Now, Miss Rose, you have come out of the library for a breath of air and are leaning, arms crossed, and resting your head against a Greek column. To give himself more height, Walish wear his hair thick. You couldn't cram a hat over it. But I have on a baseball cap. Then, Miss Rose, you say, smiling at me, "Oh, Dr. Shawmut, in that cap you look like an archaeologist." Before I can stop myself, I answer, "And you look like something I just dug up."

Although he is about to be extradited back to the United States from Canada, for another misjudgment unrelated to this past insult, Dr. Shawmut somehow manages to come across—without Bellow actually writing this—as completely unremorseful while he feigns remorse. Another favorite passage takes place "at a formal university dinner, [where] I was sitting beside an old woman who gave millions of dollars to opera companies and orchestras," from whom he is supposed to be soliciting a donation:
Old Pergamon had left his wife a prodigious fortune. So much money was almost a sacred attribute. And also I had conducted sacred music, so it was sacred against sacred. Mrs. Pergamon talked money to me, she didn't mention the Stabat Mater or my interpretation of it. It's true that in the U.S., money leads all other topics by about a thousand to one, but this was one occasion when the music should not have been omitted. [...]

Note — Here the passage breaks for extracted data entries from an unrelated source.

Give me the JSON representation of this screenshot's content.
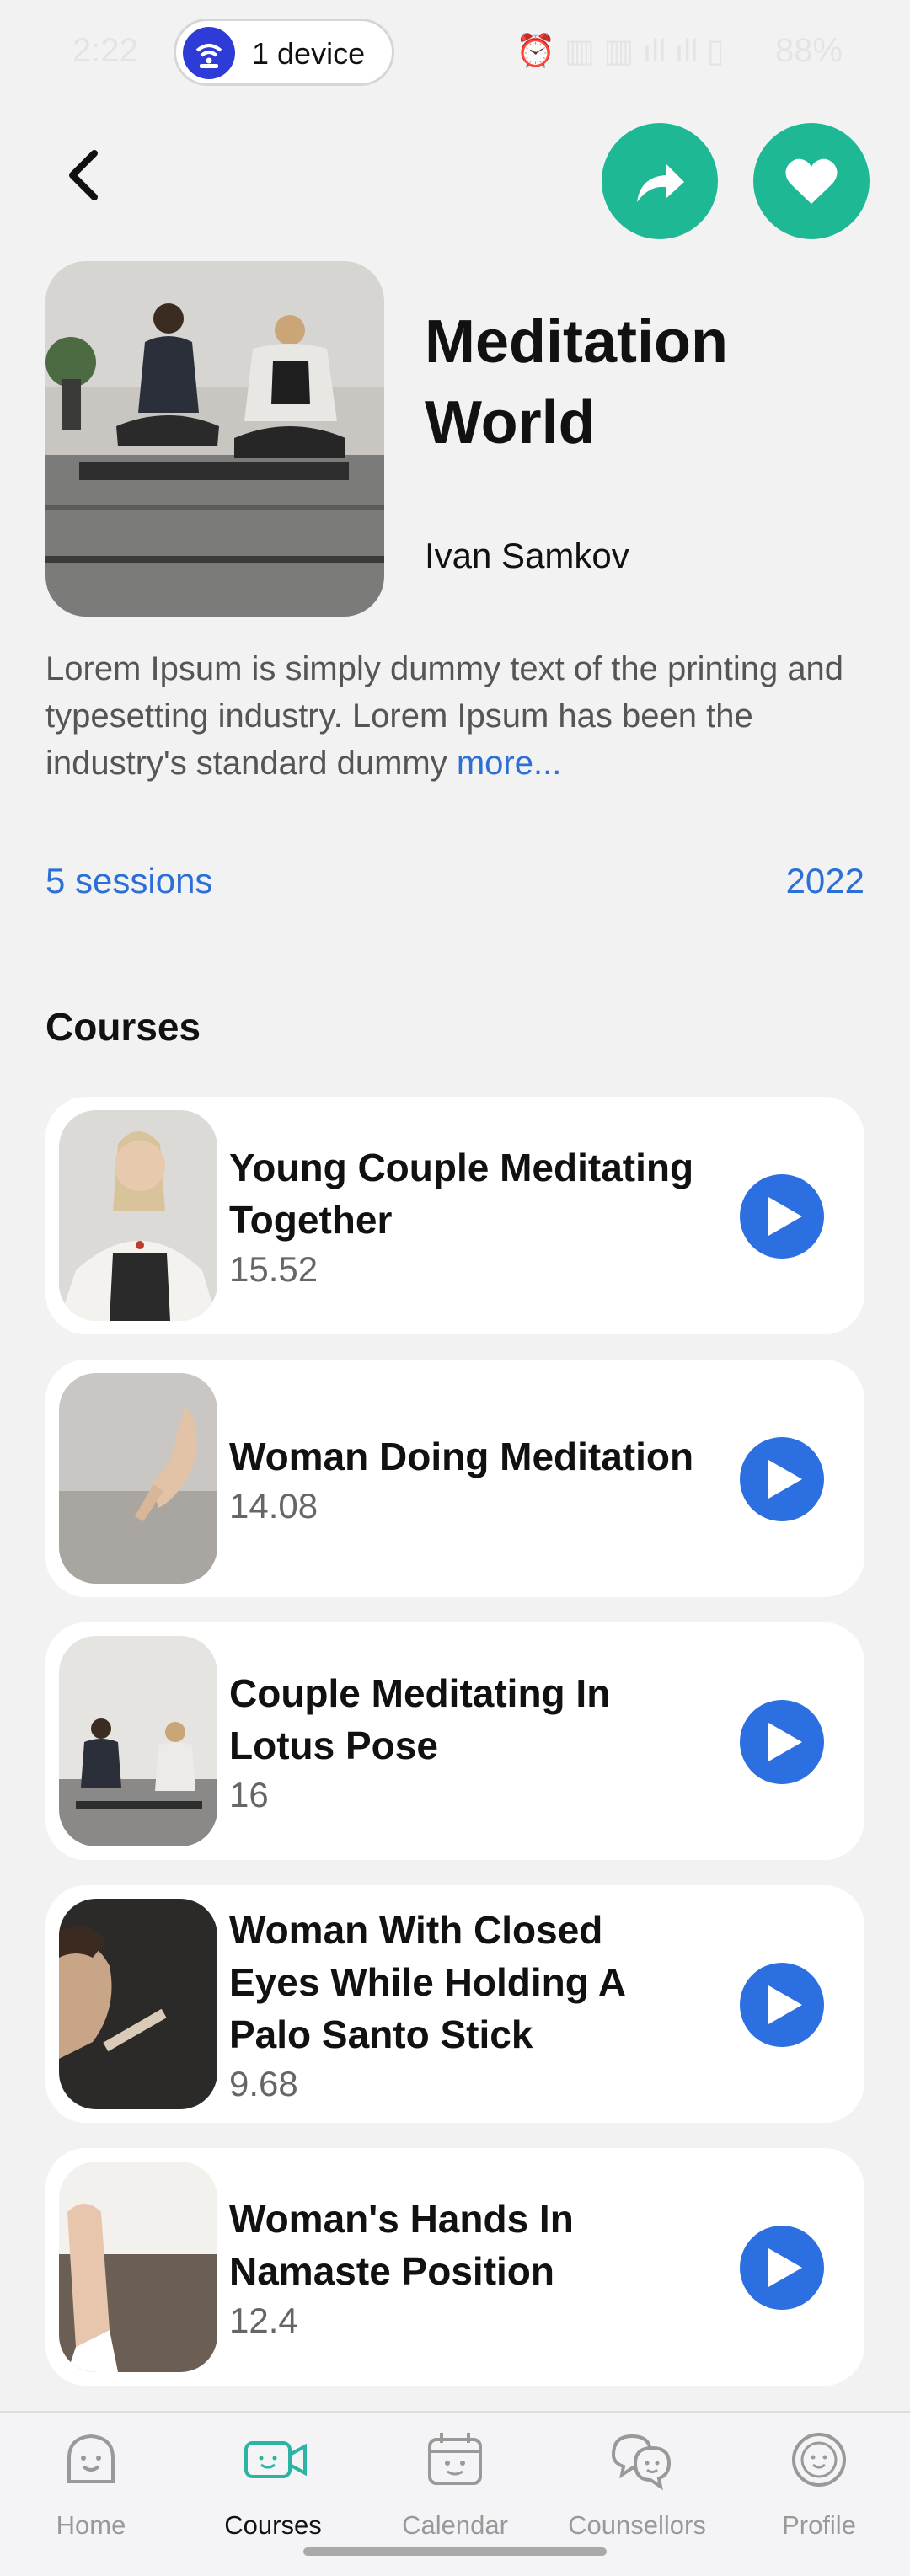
{
  "status_bar": {
    "time": "2:22",
    "device_label": "1 device",
    "icons_text": "⏰ ▥ ▥  ıll ıll ▯",
    "battery": "88%"
  },
  "header": {
    "back_icon": "chevron-left-icon",
    "share_icon": "share-icon",
    "favorite_icon": "heart-icon"
  },
  "album": {
    "title": "Meditation World",
    "author": "Ivan Samkov",
    "description": "Lorem Ipsum is simply dummy text of the printing and typesetting industry. Lorem Ipsum has been the industry's standard dummy more...",
    "more_label": "more...",
    "sessions": "5 sessions",
    "year": "2022"
  },
  "section_title": "Courses",
  "courses": [
    {
      "title": "Young Couple Meditating Together",
      "duration": "15.52"
    },
    {
      "title": "Woman Doing Meditation",
      "duration": "14.08"
    },
    {
      "title": "Couple Meditating In Lotus Pose",
      "duration": "16"
    },
    {
      "title": "Woman With Closed Eyes While Holding A Palo Santo Stick",
      "duration": "9.68"
    },
    {
      "title": "Woman's Hands In Namaste Position",
      "duration": "12.4"
    }
  ],
  "nav": [
    {
      "label": "Home",
      "icon": "home-face-icon",
      "active": false
    },
    {
      "label": "Courses",
      "icon": "video-camera-icon",
      "active": true
    },
    {
      "label": "Calendar",
      "icon": "calendar-icon",
      "active": false
    },
    {
      "label": "Counsellors",
      "icon": "chat-bubbles-icon",
      "active": false
    },
    {
      "label": "Profile",
      "icon": "profile-face-icon",
      "active": false
    }
  ],
  "colors": {
    "accent_green": "#1fb894",
    "link_blue": "#2c6fd6",
    "play_blue": "#2c6fe0",
    "nav_active": "#2bb3a3"
  }
}
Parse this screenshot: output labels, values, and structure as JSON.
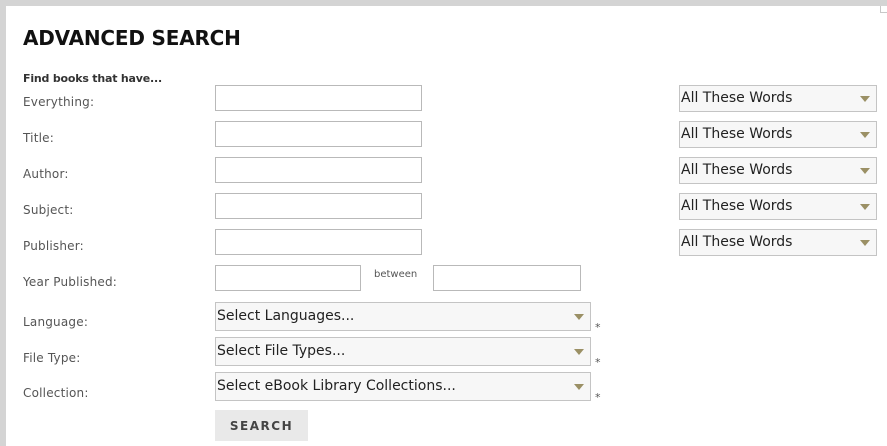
{
  "page": {
    "title": "ADVANCED SEARCH",
    "subtitle": "Find books that have..."
  },
  "fields": [
    {
      "label": "Everything:",
      "value": "",
      "mode": "All These Words"
    },
    {
      "label": "Title:",
      "value": "",
      "mode": "All These Words"
    },
    {
      "label": "Author:",
      "value": "",
      "mode": "All These Words"
    },
    {
      "label": "Subject:",
      "value": "",
      "mode": "All These Words"
    },
    {
      "label": "Publisher:",
      "value": "",
      "mode": "All These Words"
    }
  ],
  "year": {
    "label": "Year Published:",
    "from_value": "",
    "between_label": "between",
    "to_value": ""
  },
  "language": {
    "label": "Language:",
    "selected": "Select Languages...",
    "required_mark": "*"
  },
  "file_type": {
    "label": "File Type:",
    "selected": "Select File Types...",
    "required_mark": "*"
  },
  "collection": {
    "label": "Collection:",
    "selected": "Select eBook Library Collections...",
    "required_mark": "*"
  },
  "search_button": {
    "label": "SEARCH"
  },
  "colors": {
    "caret": "#9b9065",
    "button_bg": "#e9e9e9",
    "border": "#b9b9b9"
  },
  "icons": {
    "dropdown": "chevron-down-icon"
  }
}
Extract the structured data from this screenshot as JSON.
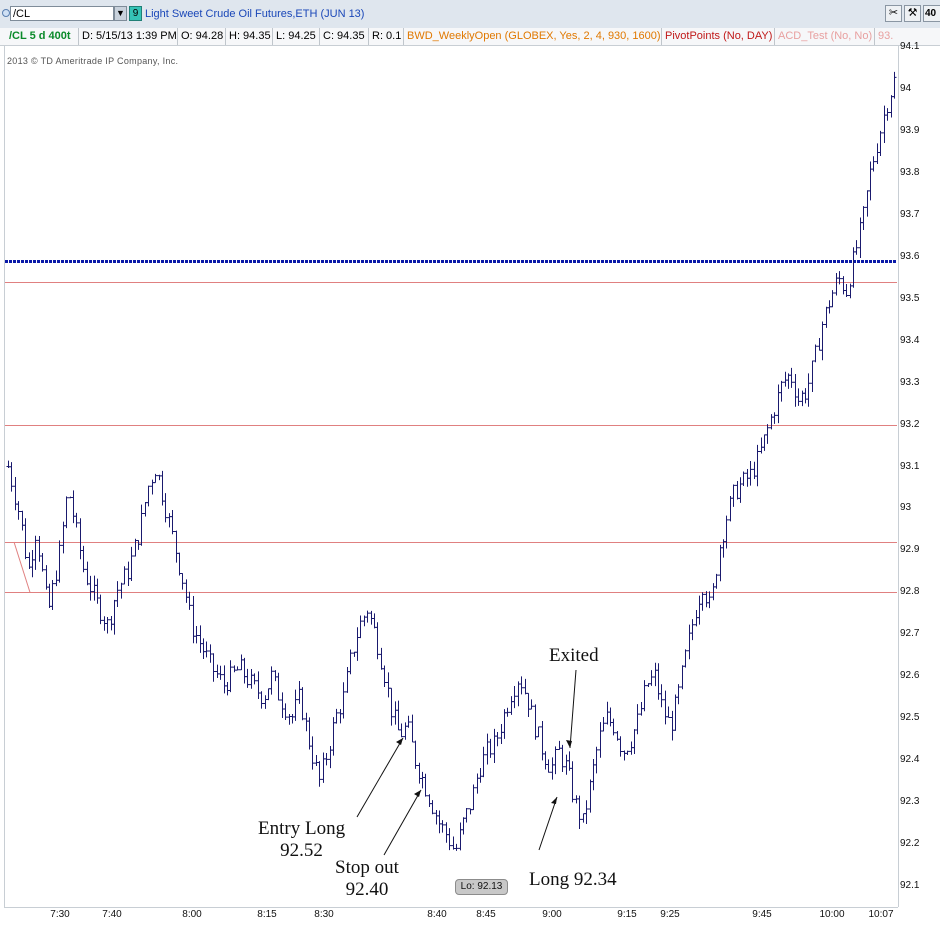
{
  "toolbar": {
    "symbol": "/CL",
    "link_number": "9",
    "description": "Light Sweet Crude Oil Futures,ETH (JUN 13)",
    "zoom_label": "40"
  },
  "infobar": {
    "chart_setting": "/CL 5 d 400t",
    "date": "D: 5/15/13 1:39 PM",
    "open": "O: 94.28",
    "high": "H: 94.35",
    "low": "L: 94.25",
    "close": "C: 94.35",
    "range": "R: 0.1",
    "study_weekly_open": "BWD_WeeklyOpen (GLOBEX, Yes, 2, 4, 930, 1600)",
    "study_pivot": "PivotPoints (No, DAY)",
    "study_acd": "ACD_Test (No, No)",
    "study_more": "93."
  },
  "copyright": "2013 © TD Ameritrade IP Company, Inc.",
  "low_badge": "Lo: 92.13",
  "annotations": {
    "entry_line1": "Entry Long",
    "entry_line2": "92.52",
    "stop_line1": "Stop out",
    "stop_line2": "92.40",
    "exited": "Exited",
    "long": "Long 92.34"
  },
  "colors": {
    "bars": "#1a1a6e",
    "weekly_open_line": "#0a1aa8",
    "pivot_lines": "#e08080",
    "symbol_accent": "#1a47b8",
    "setting_text": "#0a8a2a",
    "weekly_open_text": "#e07800",
    "pivot_text": "#c01818",
    "acd_text": "#e8a0a0"
  },
  "chart_data": {
    "type": "ohlc",
    "instrument": "/CL",
    "y_axis": {
      "ylim": [
        92.07,
        94.12
      ],
      "ticks": [
        "92.1",
        "92.2",
        "92.3",
        "92.4",
        "92.5",
        "92.6",
        "92.7",
        "92.8",
        "92.9",
        "93",
        "93.1",
        "93.2",
        "93.3",
        "93.4",
        "93.5",
        "93.6",
        "93.7",
        "93.8",
        "93.9",
        "94",
        "94.1"
      ]
    },
    "x_axis": {
      "ticks": [
        "7:30",
        "7:40",
        "8:00",
        "8:15",
        "8:30",
        "8:40",
        "8:45",
        "9:00",
        "9:15",
        "9:25",
        "9:45",
        "10:00",
        "10:07"
      ]
    },
    "horizontal_lines": [
      {
        "kind": "weekly_open",
        "value": 93.59,
        "style": "dotted"
      },
      {
        "kind": "pivot",
        "value": 93.54
      },
      {
        "kind": "pivot",
        "value": 93.2
      },
      {
        "kind": "pivot",
        "value": 92.92
      },
      {
        "kind": "pivot",
        "value": 92.8
      }
    ],
    "close_path": [
      [
        0,
        93.1
      ],
      [
        3,
        92.98
      ],
      [
        5,
        92.85
      ],
      [
        7,
        92.95
      ],
      [
        10,
        92.75
      ],
      [
        13,
        92.9
      ],
      [
        15,
        93.05
      ],
      [
        17,
        92.95
      ],
      [
        19,
        92.85
      ],
      [
        22,
        92.78
      ],
      [
        25,
        92.72
      ],
      [
        27,
        92.8
      ],
      [
        30,
        92.85
      ],
      [
        33,
        92.95
      ],
      [
        35,
        93.05
      ],
      [
        37,
        93.1
      ],
      [
        39,
        93.02
      ],
      [
        42,
        92.9
      ],
      [
        44,
        92.82
      ],
      [
        46,
        92.72
      ],
      [
        48,
        92.68
      ],
      [
        51,
        92.62
      ],
      [
        54,
        92.58
      ],
      [
        56,
        92.6
      ],
      [
        58,
        92.62
      ],
      [
        61,
        92.58
      ],
      [
        64,
        92.55
      ],
      [
        66,
        92.6
      ],
      [
        68,
        92.55
      ],
      [
        71,
        92.5
      ],
      [
        73,
        92.55
      ],
      [
        76,
        92.42
      ],
      [
        78,
        92.35
      ],
      [
        80,
        92.42
      ],
      [
        82,
        92.5
      ],
      [
        84,
        92.55
      ],
      [
        86,
        92.65
      ],
      [
        88,
        92.72
      ],
      [
        90,
        92.76
      ],
      [
        92,
        92.7
      ],
      [
        94,
        92.62
      ],
      [
        96,
        92.52
      ],
      [
        98,
        92.46
      ],
      [
        100,
        92.48
      ],
      [
        102,
        92.4
      ],
      [
        104,
        92.35
      ],
      [
        106,
        92.3
      ],
      [
        108,
        92.25
      ],
      [
        110,
        92.22
      ],
      [
        112,
        92.18
      ],
      [
        114,
        92.25
      ],
      [
        116,
        92.3
      ],
      [
        118,
        92.38
      ],
      [
        120,
        92.42
      ],
      [
        122,
        92.44
      ],
      [
        124,
        92.5
      ],
      [
        126,
        92.56
      ],
      [
        128,
        92.6
      ],
      [
        130,
        92.55
      ],
      [
        132,
        92.48
      ],
      [
        134,
        92.42
      ],
      [
        136,
        92.38
      ],
      [
        138,
        92.42
      ],
      [
        140,
        92.38
      ],
      [
        142,
        92.3
      ],
      [
        144,
        92.25
      ],
      [
        146,
        92.35
      ],
      [
        148,
        92.45
      ],
      [
        150,
        92.5
      ],
      [
        152,
        92.48
      ],
      [
        154,
        92.42
      ],
      [
        156,
        92.45
      ],
      [
        158,
        92.5
      ],
      [
        160,
        92.58
      ],
      [
        162,
        92.6
      ],
      [
        164,
        92.52
      ],
      [
        166,
        92.48
      ],
      [
        168,
        92.56
      ],
      [
        170,
        92.66
      ],
      [
        172,
        92.75
      ],
      [
        174,
        92.82
      ],
      [
        176,
        92.76
      ],
      [
        178,
        92.9
      ],
      [
        180,
        92.98
      ],
      [
        182,
        93.04
      ],
      [
        184,
        93.06
      ],
      [
        186,
        93.08
      ],
      [
        188,
        93.12
      ],
      [
        190,
        93.18
      ],
      [
        192,
        93.24
      ],
      [
        194,
        93.3
      ],
      [
        196,
        93.32
      ],
      [
        198,
        93.26
      ],
      [
        200,
        93.28
      ],
      [
        202,
        93.35
      ],
      [
        204,
        93.44
      ],
      [
        206,
        93.5
      ],
      [
        208,
        93.55
      ],
      [
        210,
        93.52
      ],
      [
        212,
        93.6
      ],
      [
        214,
        93.68
      ],
      [
        216,
        93.8
      ],
      [
        218,
        93.88
      ],
      [
        220,
        93.96
      ],
      [
        222,
        94.02
      ]
    ]
  }
}
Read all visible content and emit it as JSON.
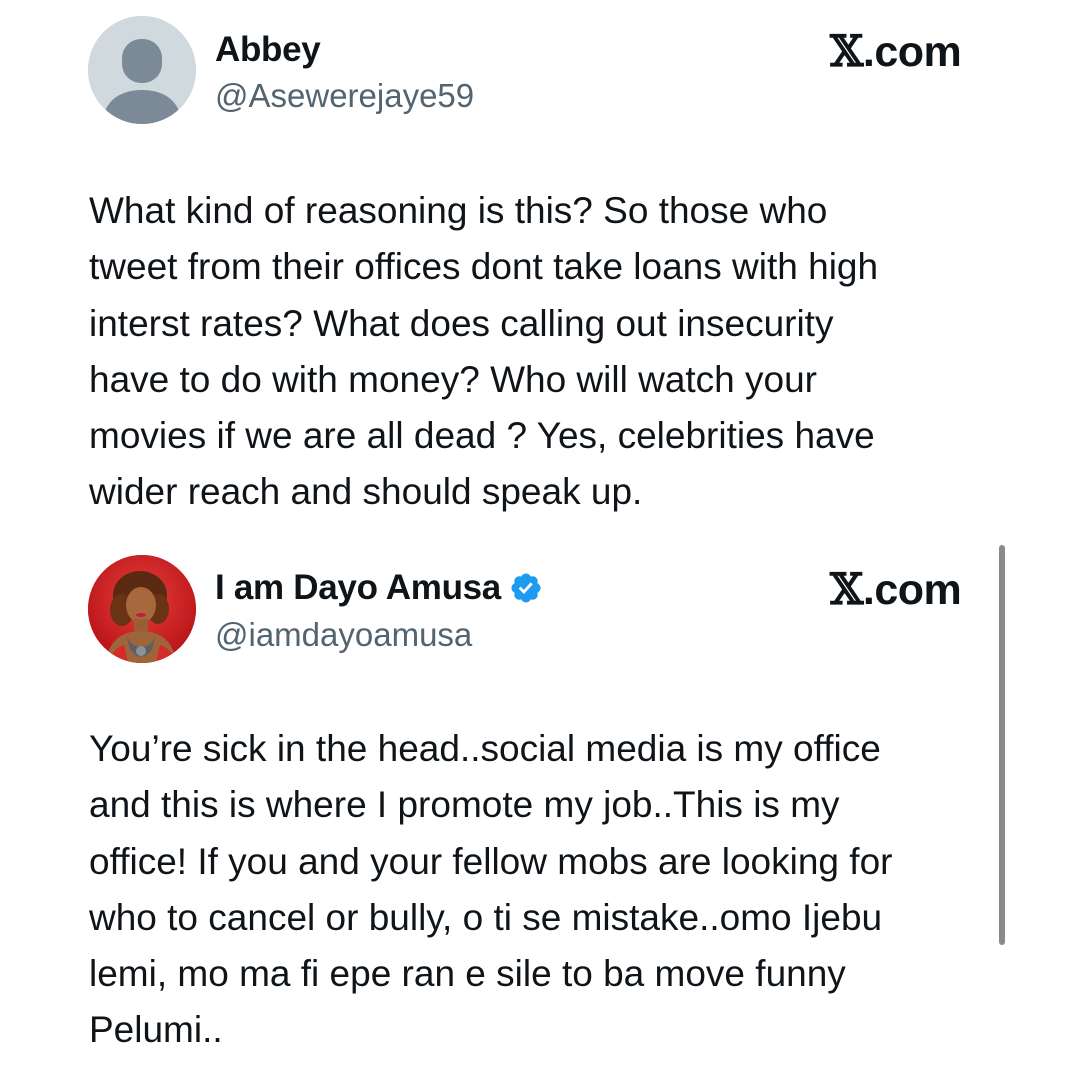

She mentioned the sums spent on electronic composers, computer music, which I detest, and I was boiling all the while that I bent a look of perfect courtesy from Kiev on her. I had seen her limousine in the street with campus cops on guard, supplementing the city police. The diamonds on her bosom lay like the Finger Lakes among their hills. I am obliged to say that the money conversation had curious effects on me. It reached very deep places. My late brother, whose whole life was devoted to money, had been my mother's favorite. He remains her favorite still, and she is in her nineties. Presently I heard Mrs. Pergamon say that she planned to write her memoirs. Then I asked—and the question is what Nietzsche called a Fatum—"Will you use a typewriter or an adding machine?"
Mrs. Pergamon's reaction is beautifully described, too. I have to say that what I love most about Bellow's books is their humor, and God knows we will miss that.